Me dio su libro de memorias Chumberas y alacranes (1921-1936), donde cuenta su infancia en Andalucía y su llegada al Clot, sus clases en la Escola Natura, su vida en los ateneos libertarios (hubo varios en el Clot, seguidores de tendencias diversas del anarquismo), su primera relación sexual, sus aventuras adolescentes por los campos que había pintado Isidre Nonell, la reunión en el bar Montserrat (en la actual calle Rogent) esperando armas, el 18 de julio, cuando tenía quince años. Creo que nunca me sentí tan incómoda, ante un entrevistado. Vivía en lo alto de la calle Verdi, en un piso mínimo, como un set para el relato de un viejo militante anarco-sindicalista por completo fiel a su pasado. Salita con una mesa, tres sillas, estantes con libros, posters libertarios en la pared. No podía hablar por culpa del enfisema pero tampoco parecía desearlo. Lo inquietante no era tanto el silencio sino que toda la energía que le quedaba (en un cuerpo flaco y encorvado) la tuviera concentrada en una mirada no dura sino furiosa y acusatoria. Ninguna señal, cuando le nombré a Federica Montseny, pero murmuró “Víctor…”, como si hubiera sido su amigo, cuando le nombré a Serge, aquel gran escritor de origen ruso nacido en Bélgica que vivió en Barcelona en 1917 y murió, apátrida, en México.

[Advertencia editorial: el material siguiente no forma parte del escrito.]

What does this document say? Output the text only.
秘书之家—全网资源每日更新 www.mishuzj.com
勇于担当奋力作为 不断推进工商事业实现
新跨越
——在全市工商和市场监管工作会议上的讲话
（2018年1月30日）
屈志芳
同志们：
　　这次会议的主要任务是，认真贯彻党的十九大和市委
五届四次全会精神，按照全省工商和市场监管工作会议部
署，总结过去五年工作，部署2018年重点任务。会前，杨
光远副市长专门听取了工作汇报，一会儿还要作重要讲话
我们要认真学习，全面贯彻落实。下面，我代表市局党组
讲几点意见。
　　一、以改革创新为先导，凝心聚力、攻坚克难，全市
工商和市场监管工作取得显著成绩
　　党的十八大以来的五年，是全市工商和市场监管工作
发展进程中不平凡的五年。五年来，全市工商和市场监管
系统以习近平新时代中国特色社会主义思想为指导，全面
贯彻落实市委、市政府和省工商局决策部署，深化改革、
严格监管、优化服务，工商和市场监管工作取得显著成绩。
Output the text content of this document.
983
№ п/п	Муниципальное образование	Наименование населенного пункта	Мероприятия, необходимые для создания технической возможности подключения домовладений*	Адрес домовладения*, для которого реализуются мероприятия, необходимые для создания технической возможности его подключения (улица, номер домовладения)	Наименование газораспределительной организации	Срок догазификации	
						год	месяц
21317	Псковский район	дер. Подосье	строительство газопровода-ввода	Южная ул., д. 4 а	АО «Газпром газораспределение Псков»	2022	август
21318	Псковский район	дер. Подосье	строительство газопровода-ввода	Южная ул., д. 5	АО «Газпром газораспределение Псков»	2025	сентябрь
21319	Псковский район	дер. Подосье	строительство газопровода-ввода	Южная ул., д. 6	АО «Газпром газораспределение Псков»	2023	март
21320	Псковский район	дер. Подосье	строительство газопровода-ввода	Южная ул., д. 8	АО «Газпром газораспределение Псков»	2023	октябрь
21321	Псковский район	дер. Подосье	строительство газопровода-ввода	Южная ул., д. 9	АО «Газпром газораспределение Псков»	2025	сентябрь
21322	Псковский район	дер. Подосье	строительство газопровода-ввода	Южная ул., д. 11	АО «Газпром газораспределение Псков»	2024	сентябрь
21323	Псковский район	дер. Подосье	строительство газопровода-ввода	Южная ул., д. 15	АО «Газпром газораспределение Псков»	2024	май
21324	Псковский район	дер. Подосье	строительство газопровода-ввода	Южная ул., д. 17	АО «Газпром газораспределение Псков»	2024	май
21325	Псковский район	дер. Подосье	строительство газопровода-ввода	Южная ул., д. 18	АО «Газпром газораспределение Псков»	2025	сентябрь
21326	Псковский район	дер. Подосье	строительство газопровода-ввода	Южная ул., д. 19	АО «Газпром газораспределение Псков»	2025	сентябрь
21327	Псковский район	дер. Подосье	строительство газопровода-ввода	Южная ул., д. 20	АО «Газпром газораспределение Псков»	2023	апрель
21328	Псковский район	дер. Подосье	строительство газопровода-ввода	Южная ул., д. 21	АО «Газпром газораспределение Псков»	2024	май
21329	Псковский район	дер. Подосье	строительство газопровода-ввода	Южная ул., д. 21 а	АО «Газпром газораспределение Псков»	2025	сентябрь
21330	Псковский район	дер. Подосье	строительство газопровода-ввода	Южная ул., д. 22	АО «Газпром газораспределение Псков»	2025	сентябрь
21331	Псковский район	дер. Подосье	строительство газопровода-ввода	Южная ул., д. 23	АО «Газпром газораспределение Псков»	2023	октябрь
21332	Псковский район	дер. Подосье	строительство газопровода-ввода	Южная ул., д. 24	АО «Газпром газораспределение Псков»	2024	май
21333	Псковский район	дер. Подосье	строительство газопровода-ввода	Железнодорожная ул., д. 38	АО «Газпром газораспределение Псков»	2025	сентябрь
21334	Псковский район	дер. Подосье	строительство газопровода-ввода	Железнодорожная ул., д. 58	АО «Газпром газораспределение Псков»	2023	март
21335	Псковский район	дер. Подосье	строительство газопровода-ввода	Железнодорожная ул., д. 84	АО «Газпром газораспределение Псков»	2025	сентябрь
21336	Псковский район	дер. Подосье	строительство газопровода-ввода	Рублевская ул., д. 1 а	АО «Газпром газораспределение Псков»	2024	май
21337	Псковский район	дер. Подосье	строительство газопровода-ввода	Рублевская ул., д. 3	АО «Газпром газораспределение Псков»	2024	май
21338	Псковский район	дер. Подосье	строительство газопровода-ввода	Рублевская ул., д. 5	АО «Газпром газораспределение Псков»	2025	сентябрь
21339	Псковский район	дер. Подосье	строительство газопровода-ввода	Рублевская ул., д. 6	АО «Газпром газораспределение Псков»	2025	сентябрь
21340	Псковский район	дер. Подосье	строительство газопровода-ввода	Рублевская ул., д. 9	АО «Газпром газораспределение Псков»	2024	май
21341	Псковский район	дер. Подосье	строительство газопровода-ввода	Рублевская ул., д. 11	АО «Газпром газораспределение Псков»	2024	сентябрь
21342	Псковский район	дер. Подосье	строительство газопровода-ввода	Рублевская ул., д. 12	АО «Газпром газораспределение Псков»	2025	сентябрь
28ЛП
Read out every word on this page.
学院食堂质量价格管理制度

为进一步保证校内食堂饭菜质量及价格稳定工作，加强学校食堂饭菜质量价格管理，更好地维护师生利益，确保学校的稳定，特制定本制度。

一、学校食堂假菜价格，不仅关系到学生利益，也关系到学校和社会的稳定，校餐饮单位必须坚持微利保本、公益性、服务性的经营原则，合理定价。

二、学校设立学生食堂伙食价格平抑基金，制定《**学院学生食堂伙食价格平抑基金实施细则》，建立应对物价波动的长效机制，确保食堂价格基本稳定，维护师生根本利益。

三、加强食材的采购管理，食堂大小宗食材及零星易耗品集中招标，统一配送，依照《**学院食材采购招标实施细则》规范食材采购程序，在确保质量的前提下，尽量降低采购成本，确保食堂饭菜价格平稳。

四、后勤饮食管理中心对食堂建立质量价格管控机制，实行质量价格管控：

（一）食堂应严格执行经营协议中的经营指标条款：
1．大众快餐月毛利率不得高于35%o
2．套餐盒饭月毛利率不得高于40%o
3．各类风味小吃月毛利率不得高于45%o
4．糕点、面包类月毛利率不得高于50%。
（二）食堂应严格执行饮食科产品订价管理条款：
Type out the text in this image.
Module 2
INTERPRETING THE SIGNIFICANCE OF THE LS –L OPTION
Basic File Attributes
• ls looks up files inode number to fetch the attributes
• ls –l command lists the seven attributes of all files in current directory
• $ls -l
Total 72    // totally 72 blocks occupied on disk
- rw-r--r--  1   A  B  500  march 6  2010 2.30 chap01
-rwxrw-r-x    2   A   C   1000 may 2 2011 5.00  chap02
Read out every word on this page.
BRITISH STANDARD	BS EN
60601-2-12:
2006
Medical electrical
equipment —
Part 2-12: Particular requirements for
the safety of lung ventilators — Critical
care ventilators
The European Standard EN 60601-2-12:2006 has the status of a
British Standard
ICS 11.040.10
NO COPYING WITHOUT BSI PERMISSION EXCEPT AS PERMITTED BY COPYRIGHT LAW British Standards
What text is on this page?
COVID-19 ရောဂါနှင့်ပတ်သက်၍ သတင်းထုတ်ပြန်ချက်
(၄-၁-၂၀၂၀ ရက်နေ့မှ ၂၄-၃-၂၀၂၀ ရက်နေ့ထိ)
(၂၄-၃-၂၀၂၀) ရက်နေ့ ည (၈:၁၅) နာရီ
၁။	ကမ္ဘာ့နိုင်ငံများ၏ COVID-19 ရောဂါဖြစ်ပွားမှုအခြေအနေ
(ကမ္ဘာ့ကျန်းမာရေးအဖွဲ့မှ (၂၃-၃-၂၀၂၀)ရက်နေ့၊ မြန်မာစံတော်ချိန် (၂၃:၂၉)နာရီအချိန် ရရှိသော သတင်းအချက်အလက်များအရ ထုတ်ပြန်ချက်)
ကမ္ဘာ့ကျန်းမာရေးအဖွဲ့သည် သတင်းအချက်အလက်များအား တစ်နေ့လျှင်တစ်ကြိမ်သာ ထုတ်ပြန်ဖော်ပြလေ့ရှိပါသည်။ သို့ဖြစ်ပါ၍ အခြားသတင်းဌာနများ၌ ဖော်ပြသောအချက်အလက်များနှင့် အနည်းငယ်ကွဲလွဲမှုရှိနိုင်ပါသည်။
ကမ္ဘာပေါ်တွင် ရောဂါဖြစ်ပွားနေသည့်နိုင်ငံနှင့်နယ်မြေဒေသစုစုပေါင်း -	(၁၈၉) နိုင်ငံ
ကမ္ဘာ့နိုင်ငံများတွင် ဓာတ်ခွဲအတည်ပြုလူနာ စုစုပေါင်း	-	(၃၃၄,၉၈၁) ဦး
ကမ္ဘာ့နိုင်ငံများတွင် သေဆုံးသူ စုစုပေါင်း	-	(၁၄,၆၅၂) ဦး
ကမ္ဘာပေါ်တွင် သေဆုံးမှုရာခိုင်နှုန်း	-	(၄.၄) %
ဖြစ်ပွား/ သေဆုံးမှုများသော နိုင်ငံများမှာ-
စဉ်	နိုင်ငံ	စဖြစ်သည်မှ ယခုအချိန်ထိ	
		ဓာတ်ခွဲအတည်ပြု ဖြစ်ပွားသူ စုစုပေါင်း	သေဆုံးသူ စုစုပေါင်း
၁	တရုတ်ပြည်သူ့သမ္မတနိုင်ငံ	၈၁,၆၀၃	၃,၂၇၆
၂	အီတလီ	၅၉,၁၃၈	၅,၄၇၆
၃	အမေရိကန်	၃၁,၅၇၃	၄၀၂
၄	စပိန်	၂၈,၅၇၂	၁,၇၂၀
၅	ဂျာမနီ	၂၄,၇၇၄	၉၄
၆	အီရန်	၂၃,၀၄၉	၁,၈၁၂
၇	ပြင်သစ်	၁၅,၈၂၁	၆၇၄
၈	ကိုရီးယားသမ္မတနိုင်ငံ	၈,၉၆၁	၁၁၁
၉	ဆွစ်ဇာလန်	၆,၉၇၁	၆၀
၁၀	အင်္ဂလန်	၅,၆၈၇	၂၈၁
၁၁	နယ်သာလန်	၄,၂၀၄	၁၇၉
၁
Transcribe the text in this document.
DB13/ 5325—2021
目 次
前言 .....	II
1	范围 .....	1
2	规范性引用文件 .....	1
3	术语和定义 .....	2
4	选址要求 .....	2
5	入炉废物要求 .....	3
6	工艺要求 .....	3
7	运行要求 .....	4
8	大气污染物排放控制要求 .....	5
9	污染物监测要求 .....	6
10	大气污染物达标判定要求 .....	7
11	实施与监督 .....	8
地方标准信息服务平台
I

¿En qué momento surgió el impulso de escribir un libro de cuentos? ¿Por qué no volviste a escribir cuentos, después, teniendo en cuenta que ese único libro te reportó un largo reconocimiento?
Hubo un período, en los años ochenta, poco antes de La Vanguardia, en que me pasó algo por única vez. La circunstancia fue la siguiente: por primera vez aquí, había trabajado uno o dos años en relación de dependencia con una editorial que publicaba la edición en castellano de Playboy y una revista de moda para novias, que no tuve vergüenza en dirigir. Duró poco y, cuando cerró y me despidieron, me encontré con dos o tres meses espléndidos de libertad pagada. Faltaba un poco para que terminara la dictadura y pudiera viajar a la Argentina. La nostalgia más angustiosa había pasado. Era verano. Entonces me gustaba el verano. La casa no tenía casi muebles. La música sonaba a tope. Y de pronto agarré un cuaderno y escribí unas frases sobre la estación de Tigre (la antigua, ocupada ahora por McDonalds), un domingo de verano al anochecer, llena de gente que volvía de las quintas con ramos de hortensias y de esa frase (me parece a mí) salieron los cuentos. No había escrito antes ni una línea de ficción, y recién unos diez años después terminé un cuento que incorporé a la segunda edición del libro, porque lo cierra. No puede considerarse escritor al autor de un solo libro. Lo diría así: periodista por oficio y vocación, escritora de ese solo libro y lectora por vocación desde que recuerdo. Intentos existieron. Pero, así como puedo publicar artículos que considero fallidos, un cuento no. El cuento o el poema son artificios (arte) y el periodismo, en su versión reporteril, es una hermosa artesanía.
Notas:
1.Vida, proceso y muerte de Francisco Ferrer Guardia, de William Archer, Barcelona, Tusquets, 2010.
2.La Escuela Moderna, de Francisco Ferrer Guardia, Barcelona, Tusquets, 1976.